Poucas horas após a festejada vitória do candidato nas urnas, na quarta-feira (04/11), o presidente russo Dimitri Medvedev fez um pronunciamento oficial à nação anunciando suas intenções de estacionar mísseis táticos em Kaliningrado, enclave russo entre a Polônia e a Lituânia. O sistema de mísseis do tipo Iskander tem ação de curta distância, o que causa grande temor nos dois países vizinhos, ambos membros da Otan (Organização do Tratado do Atlântico Norte).
"Os EUA não quiseram nos ouvir"
Medvedev não detalhou quantos mísseis estariam estacionados em Kaliningrado nem se eles possuem explosivos atômicos. Segundo ele, a decisão é uma resposta aos escudos antimísseis dos EUA posicionados no Leste Europeu e que "ameaçam a Rússia". Medvedev afirmou ainda que Moscou tentou, em vão, estabelecer uma cooperação com os EUA, "mas eles não quiseram nos ouvir, para nosso grande pesar", disse o presidente.
Ao contrário de vários chefes de governo de todo o mundo, Medvedev não cumprimentou diretamente Barack Obama, embora tenha dito esperar que "as desgastadas relações bilaterais entre Rússia e EUA" possam melhorar sob o governo do novo presidente.

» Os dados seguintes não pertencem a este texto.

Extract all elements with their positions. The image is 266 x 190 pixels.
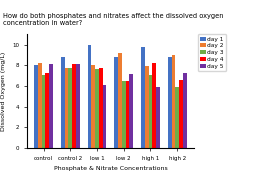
Bar — [65, 68, 68, 148]
Text: How do both phosphates and nitrates affect the dissolved oxygen concentration in: How do both phosphates and nitrates affe… — [3, 13, 223, 26]
Bar — [179, 80, 183, 148]
Bar — [45, 73, 49, 148]
Bar — [95, 69, 99, 148]
Bar — [118, 53, 122, 148]
Bar — [76, 64, 80, 148]
Legend: day 1, day 2, day 3, day 4, day 5: day 1, day 2, day 3, day 4, day 5 — [198, 34, 226, 71]
Bar — [61, 57, 65, 148]
Bar — [149, 75, 152, 148]
Bar — [49, 64, 53, 148]
Bar — [122, 81, 126, 148]
Bar — [126, 81, 129, 148]
Bar — [129, 74, 133, 148]
Bar — [168, 57, 172, 148]
Bar — [72, 64, 76, 148]
X-axis label: Phosphate & Nitrate Concentrations: Phosphate & Nitrate Concentrations — [53, 166, 167, 171]
Bar — [68, 68, 72, 148]
Bar — [183, 73, 186, 148]
Bar — [175, 87, 179, 148]
Bar — [38, 63, 42, 148]
Bar — [114, 57, 118, 148]
Bar — [156, 87, 160, 148]
Bar — [103, 85, 106, 148]
Bar — [145, 66, 149, 148]
Bar — [141, 47, 145, 148]
Bar — [92, 65, 95, 148]
Bar — [34, 65, 38, 148]
Y-axis label: Dissolved Oxygen (mg/L): Dissolved Oxygen (mg/L) — [1, 51, 6, 131]
Bar — [42, 75, 45, 148]
Bar — [99, 68, 103, 148]
Bar — [172, 55, 175, 148]
Bar — [152, 63, 156, 148]
Bar — [88, 45, 92, 148]
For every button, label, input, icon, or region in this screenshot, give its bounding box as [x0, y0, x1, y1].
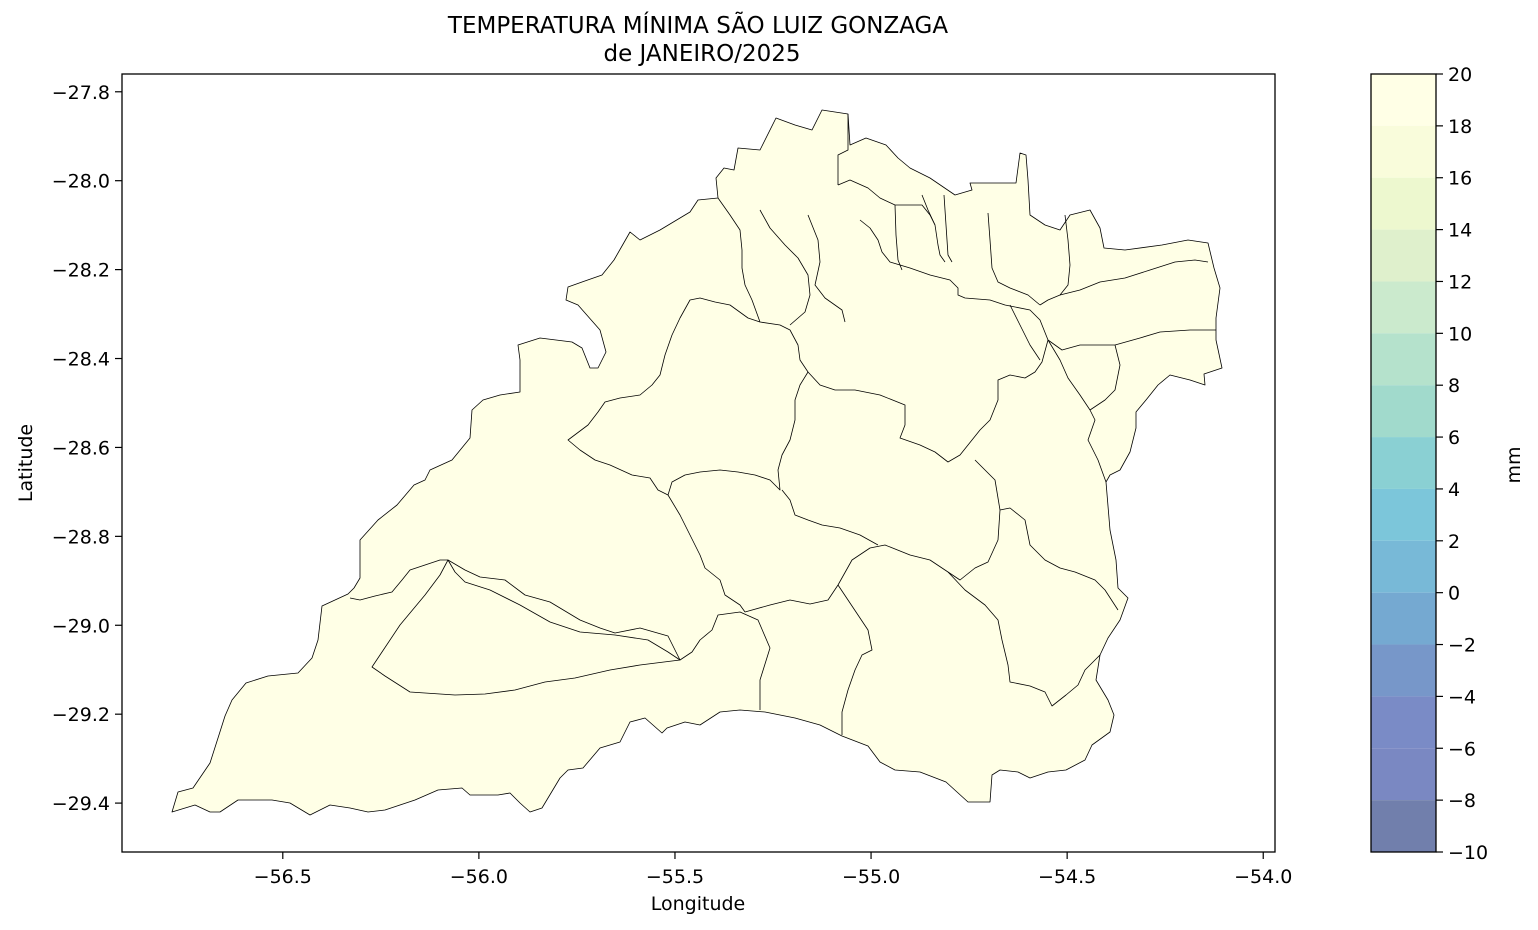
x-tick-label: −55.0	[842, 866, 900, 888]
colorbar-tick-label: 20	[1448, 64, 1472, 86]
colorbar-band	[1371, 488, 1436, 541]
y-tick-label: −28.6	[52, 437, 110, 459]
colorbar-band	[1371, 177, 1436, 230]
colorbar-band	[1371, 385, 1436, 438]
colorbar-tick-label: 12	[1448, 271, 1472, 293]
y-tick-label: −28.0	[52, 171, 110, 193]
y-tick-label: −29.2	[52, 704, 110, 726]
x-tick-label: −55.5	[646, 866, 704, 888]
x-tick-label: −54.5	[1038, 866, 1096, 888]
colorbar-tick-label: 18	[1448, 116, 1472, 138]
y-tick-label: −28.8	[52, 526, 110, 548]
y-tick-label: −27.8	[52, 82, 110, 104]
colorbar-tick-label: −6	[1448, 738, 1476, 760]
colorbar-band	[1371, 281, 1436, 334]
colorbar-band	[1371, 333, 1436, 386]
colorbar-tick-label: 0	[1448, 583, 1460, 605]
region-outline	[171, 109, 1223, 816]
colorbar-band	[1371, 74, 1436, 126]
y-tick-label: −28.2	[52, 260, 110, 282]
y-tick-label: −29.0	[52, 615, 110, 637]
colorbar-tick-label: 4	[1448, 479, 1460, 501]
map-title-line2: de JANEIRO/2025	[603, 41, 800, 67]
colorbar-band	[1371, 437, 1436, 489]
x-tick-label: −56.0	[450, 866, 508, 888]
colorbar-tick-label: −8	[1448, 790, 1476, 812]
x-tick-label: −56.5	[254, 866, 312, 888]
colorbar-bands	[1371, 74, 1436, 852]
region-map	[171, 109, 1223, 816]
colorbar-tick-label: 2	[1448, 531, 1460, 553]
y-tick-label: −29.4	[52, 793, 110, 815]
x-axis-ticks: −56.5 −56.0 −55.5 −55.0 −54.5 −54.0	[254, 852, 1292, 888]
colorbar-tick-label: −2	[1448, 635, 1476, 657]
colorbar-tick-label: 14	[1448, 220, 1472, 242]
colorbar-band	[1371, 696, 1436, 749]
y-tick-label: −28.4	[52, 349, 110, 371]
y-axis-label: Latitude	[15, 424, 37, 502]
colorbar-band	[1371, 229, 1436, 282]
map-title-line1: TEMPERATURA MÍNIMA SÃO LUIZ GONZAGA	[447, 11, 948, 39]
colorbar-band	[1371, 800, 1436, 852]
colorbar-tick-label: 16	[1448, 168, 1472, 190]
colorbar-tick-label: −4	[1448, 686, 1476, 708]
colorbar-band	[1371, 748, 1436, 801]
municipal-borders	[349, 114, 1216, 735]
x-tick-label: −54.0	[1234, 866, 1292, 888]
x-axis-label: Longitude	[651, 893, 746, 915]
colorbar-tick-label: −10	[1448, 842, 1488, 864]
colorbar-frame	[1370, 73, 1437, 853]
colorbar-tick-label: 6	[1448, 427, 1460, 449]
colorbar-band	[1371, 540, 1436, 593]
colorbar-band	[1371, 644, 1436, 697]
colorbar-band	[1371, 125, 1436, 178]
colorbar-tick-label: 10	[1448, 323, 1472, 345]
colorbar-label: mm	[1503, 446, 1525, 483]
y-axis-ticks: −27.8 −28.0 −28.2 −28.4 −28.6 −28.8 −29.0 −29.2…	[52, 82, 122, 815]
colorbar-tick-label: 8	[1448, 375, 1460, 397]
colorbar-band	[1371, 592, 1436, 645]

Sinal errado na hora errada
As reações ao pronunciamento do presidente russo ecoaram em todo o mundo. O ministro alemão das Relações Exteriores, Frank-Walter Steinmeier, salientou em entrevista à cadeia de televisão ARD que o discurso de Medvedev foi "um sinal errado, no momento errado". Segundo ele, a Rússia tem que entender que "estamos, esses dias, passando por um momento delicado de mudança, em que há realmente a possibilidade de reformular a relação entre a Rússia e os EUA".
O encarregado do governo alemão para as relações com os EUA, Karsten Voigt, também condenou a postura de Medvedev como "negativa" e "destrutiva". Isso mostra, segundo ele, como é importante levar adiante a política de desarmamento em relação a Moscou. "É preciso também conversar com a Rússia porque se precisa do país a fim de restringir as ambições do Irã em relação a armas nucleares", completou.
Fortalecimento da aliança Europa-EUA
Voigt salientou que com Obama na presidência haverá "muito mais pontos em comum entre a Europa e os EUA que no passado". Boas relações transatlânticas são também a esperança do ministro Steinmeier. "Não podemos esperar que ele corresponda a todas as expectativas, mas estou certo de que vai haver uma série de mudanças na política externa européia. Nova é também a postura de Obama de não dividir o mundo em bom e mau e acreditar que os EUA não precisam de inimigos, mas sim de mais parceiros", completou.
A Otan, por sua vez, demonstrou "sérias preocupações" com a posição russa em relação ao controle de armas. "O posicionamento desses mísseis Iskander na região de Kaliningrado não ajudaria a Otan e a Rússia a melhorar suas relações", afirmou o porta-voz Robert Pszczel.
Obama e Medvedev: primeiro encontro
Também por parte da UE são grandes as preocupações em relação à Rússia. A Comissão Européia conclamou os membros do bloco a rever a postura frente a Moscou. Os ministros do Exterior dos países do bloco estarão reunidos na próxima segunda-feira (10/11), quando possivelmente irão negociar uma base de consenso para retomar as negociações com Moscou.
Poucos depois, em Nice, no sul da França, acontece o próximo encontro de cúpula UE-Rússia. Um dia antes, Medvedev e Obama irão se reunir. O ministro russo do Exterior, Sergei Lavrov, afirmou que os dois chefes de governo poderão se encontrar no próximo 15 de novembro, às margens do encontro do G-20, no qual os líderes das maiores economias do mundo – inclusive o Brasil – irão discutir os rumos da economia mundial após as turbulências do mercado financeiro.